The Armenian Spread

Today on this 104th anniversary of the beginning of the massacre of the Armenians, forced out of their homes and into the desert, VisualNoiz TV LLC announces the title of a documentary telling the story of the Boujoulian Gedikian Yazejian families of Adapazar & Bardizag, Ottoman Empire.

The Armenian Spread will follow the escape of Armenians of our village to their new homes around the world. We will invite you for dinner as we explore the traditions of food and family, to take part in the spread, sit down to hear some stories and learn about the struggle and traditions of our people.

It has long been a struggle on how to tell this story. I titled it “Survival” in the late 1990s but something did not click. It should be about more than just the escape into the desert and the circumstances that lead to surviving. I have also called it “The 100 Years Project” as 2015 came and went.
Earlier this year it came to me, the food and the traditions are the story. The horrors of 1915 were just the beginning of the events that lead us to where we are now. The purpose will be keeping the traditions alive for future generations, as well as documenting what happened. Calling it Survival wouldn’t capture what the family means now.
The name The Armenian Spread was inspired by my cousin Randy Gadikian, inviting me over for dinner in Buffalo to meet his sons for the first time.
This project may also have a companion piece, telling the story of more families, as my research has uncovered many tales that should be told beyond my own family history.

This project is a collaboration with many friends and family members. The first of which I can announce is the artist Gregory Drossel (portfolio website) who will be illustrating parts of the story for which we have no photographs or film footage.
I have long admired Greg’s work and look forward to working with him to bring alive components of the story that I cannot tell with existing photographs or film.
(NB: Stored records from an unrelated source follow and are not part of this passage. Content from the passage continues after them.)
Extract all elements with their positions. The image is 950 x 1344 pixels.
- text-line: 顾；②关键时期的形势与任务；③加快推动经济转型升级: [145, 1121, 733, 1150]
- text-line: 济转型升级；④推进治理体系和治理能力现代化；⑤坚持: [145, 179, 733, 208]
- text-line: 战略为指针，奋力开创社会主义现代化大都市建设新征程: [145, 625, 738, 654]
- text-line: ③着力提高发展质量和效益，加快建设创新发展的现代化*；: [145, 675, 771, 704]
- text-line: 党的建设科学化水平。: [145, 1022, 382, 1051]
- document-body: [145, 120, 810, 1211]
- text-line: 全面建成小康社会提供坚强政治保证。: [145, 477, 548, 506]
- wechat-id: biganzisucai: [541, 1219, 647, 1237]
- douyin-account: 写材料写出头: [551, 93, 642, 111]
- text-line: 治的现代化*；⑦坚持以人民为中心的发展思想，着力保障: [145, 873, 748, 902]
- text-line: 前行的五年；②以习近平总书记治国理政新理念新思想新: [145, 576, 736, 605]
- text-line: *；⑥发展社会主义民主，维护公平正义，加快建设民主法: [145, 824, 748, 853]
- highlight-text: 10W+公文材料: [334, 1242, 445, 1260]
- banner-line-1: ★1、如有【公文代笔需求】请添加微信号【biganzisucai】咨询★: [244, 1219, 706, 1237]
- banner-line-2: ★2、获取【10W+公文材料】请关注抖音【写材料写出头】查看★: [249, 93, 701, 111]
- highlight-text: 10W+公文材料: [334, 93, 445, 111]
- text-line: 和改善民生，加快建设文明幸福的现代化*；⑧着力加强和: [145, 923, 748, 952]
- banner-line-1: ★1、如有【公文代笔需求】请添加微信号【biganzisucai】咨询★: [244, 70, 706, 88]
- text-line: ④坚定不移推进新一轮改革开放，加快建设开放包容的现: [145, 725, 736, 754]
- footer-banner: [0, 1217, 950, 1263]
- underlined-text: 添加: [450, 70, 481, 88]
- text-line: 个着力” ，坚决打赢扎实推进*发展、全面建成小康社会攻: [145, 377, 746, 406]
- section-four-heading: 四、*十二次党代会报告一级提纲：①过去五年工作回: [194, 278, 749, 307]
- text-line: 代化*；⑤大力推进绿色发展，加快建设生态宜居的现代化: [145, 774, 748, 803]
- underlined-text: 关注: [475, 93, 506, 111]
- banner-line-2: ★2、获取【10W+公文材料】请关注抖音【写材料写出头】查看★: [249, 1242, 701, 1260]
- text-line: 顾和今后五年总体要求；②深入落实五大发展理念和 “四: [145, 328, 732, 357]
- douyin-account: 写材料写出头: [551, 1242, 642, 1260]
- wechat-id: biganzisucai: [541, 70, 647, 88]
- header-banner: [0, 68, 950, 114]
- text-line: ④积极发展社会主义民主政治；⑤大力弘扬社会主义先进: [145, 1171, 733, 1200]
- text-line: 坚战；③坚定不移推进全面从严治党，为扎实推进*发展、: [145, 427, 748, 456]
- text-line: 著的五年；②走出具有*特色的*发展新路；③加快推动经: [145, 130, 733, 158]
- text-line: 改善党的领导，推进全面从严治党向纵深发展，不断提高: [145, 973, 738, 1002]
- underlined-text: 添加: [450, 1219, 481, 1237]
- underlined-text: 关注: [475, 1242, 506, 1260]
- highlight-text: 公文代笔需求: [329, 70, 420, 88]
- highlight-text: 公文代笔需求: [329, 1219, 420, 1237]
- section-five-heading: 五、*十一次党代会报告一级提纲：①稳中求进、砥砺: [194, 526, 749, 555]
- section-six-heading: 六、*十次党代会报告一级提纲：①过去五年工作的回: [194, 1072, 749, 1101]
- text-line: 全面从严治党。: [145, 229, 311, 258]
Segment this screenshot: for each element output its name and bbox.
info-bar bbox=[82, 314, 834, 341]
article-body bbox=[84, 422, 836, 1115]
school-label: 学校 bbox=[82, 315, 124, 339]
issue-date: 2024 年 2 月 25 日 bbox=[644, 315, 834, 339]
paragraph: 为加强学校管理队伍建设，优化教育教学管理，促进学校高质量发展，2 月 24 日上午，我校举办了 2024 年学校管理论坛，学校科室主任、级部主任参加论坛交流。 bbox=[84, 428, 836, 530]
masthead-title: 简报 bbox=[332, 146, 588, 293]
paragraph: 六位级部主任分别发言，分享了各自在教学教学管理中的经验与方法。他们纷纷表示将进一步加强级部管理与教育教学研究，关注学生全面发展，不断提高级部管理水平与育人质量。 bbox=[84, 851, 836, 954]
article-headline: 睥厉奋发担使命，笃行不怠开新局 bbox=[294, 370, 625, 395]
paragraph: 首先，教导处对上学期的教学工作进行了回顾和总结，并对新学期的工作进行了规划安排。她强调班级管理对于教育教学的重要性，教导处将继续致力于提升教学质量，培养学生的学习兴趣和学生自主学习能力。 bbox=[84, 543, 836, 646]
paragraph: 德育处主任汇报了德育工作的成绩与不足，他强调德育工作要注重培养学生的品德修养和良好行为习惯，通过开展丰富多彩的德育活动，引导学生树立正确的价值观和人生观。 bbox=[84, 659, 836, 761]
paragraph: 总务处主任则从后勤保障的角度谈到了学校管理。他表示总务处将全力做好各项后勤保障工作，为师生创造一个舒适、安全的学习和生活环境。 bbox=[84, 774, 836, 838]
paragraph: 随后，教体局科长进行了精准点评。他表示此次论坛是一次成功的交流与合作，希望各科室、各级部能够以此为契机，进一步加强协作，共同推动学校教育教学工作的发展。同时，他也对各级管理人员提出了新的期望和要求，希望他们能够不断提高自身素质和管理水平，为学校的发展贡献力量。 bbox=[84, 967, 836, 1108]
from the desk of Greg Drossel

This project will take many years to complete but I could not do it without the help of those around me. I thank the Yazejian family, the Gedikians and the Gadikians (you’ll find out why there’s 2 in the doc!) as well as my father Ray, his sister Doris and my late grandparents Armina and Steve Boujoulian, the first ones that let me capture their story, to tell my 1991 class in high school what happened to us, which was what started it all on a VHS camcorder that was too heavy for me to hold steady at the age of 15.